Analgesia sistêmica: Opióides ou uma combinação de agonistas-antagonistas opióides são administrados via intramuscular ou intra-venosa. A anestesia intravenosa possui inicio de ação mais rápido e pode ser controlada pela paciente, com ótimo resultado. Comparado à anestesia regional, é menos invasiva, o parto é mais rápido e exige menor aumento de dose de ocitocina. Porém induz sonolência, o controle da dor é inferior e existe maior risco de aspiração para a gestante. Além disso, os opióides atravessam a placenta, reduzem a variabilidade dos batimentos cardíacos fetais e os recém-nascidos podem precisar de suporte ventilatório ao nascer.
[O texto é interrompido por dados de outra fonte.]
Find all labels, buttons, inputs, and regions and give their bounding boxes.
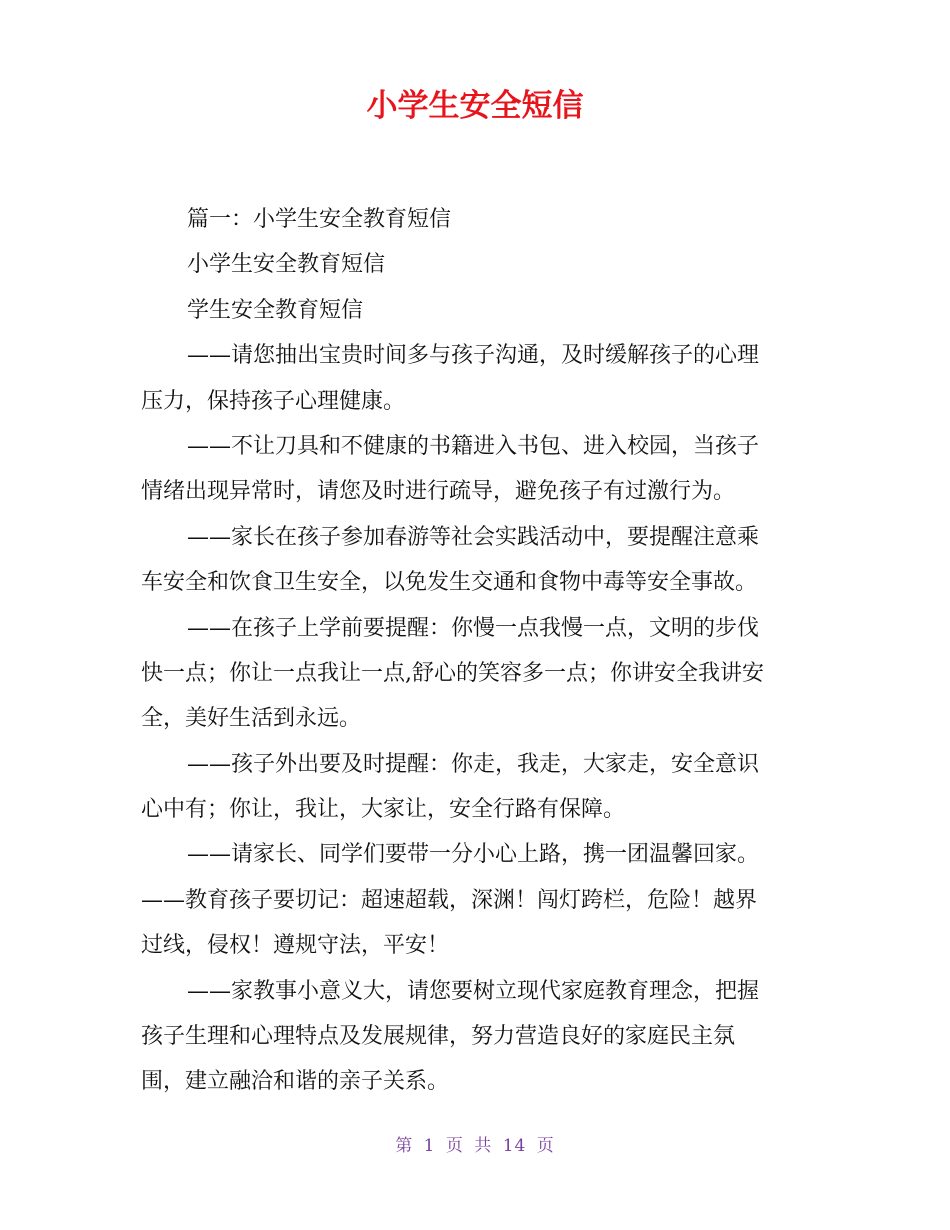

É evitada na disponibilidade de anestesia regional. Adequada para parto normal.
Anestesia geral: Usada em urgências quando a anestesia regional não está disponível, há contra-indicação para o uso destas ou é necessária perda motora e sensorial total. Esta técnica impede que a paciente conheça o bebê logo após o nascimento e implica um aumento da morbidade materna: risco de aspiração, hipoxemia e hemorragia uterina. As drogas inalatórias atravessam a placenta e podem provocar depressão respiratória neonatal. Portanto, o tempo entre a intubação e o nascimento deve ser o menor possível. Como vantagens apresenta indução rápida e ausência de hipotensão arterial. Adequada para parto cesariana.
Referências Bibliográficas: FREITAS ET AL; Rotinas em obstetrícia; Ed Artmed, 2011 – 6ª Edição; GRANT ET AL; Pharmacological managemente of pain during labor and delivery; Uptodate, atualizado em 08 janeiro 2013; HURT ET AL; Manual de Ginecologia e Obstetrícia do Johns Hopkins; Ed. Artmed, 2012 1ª Edição.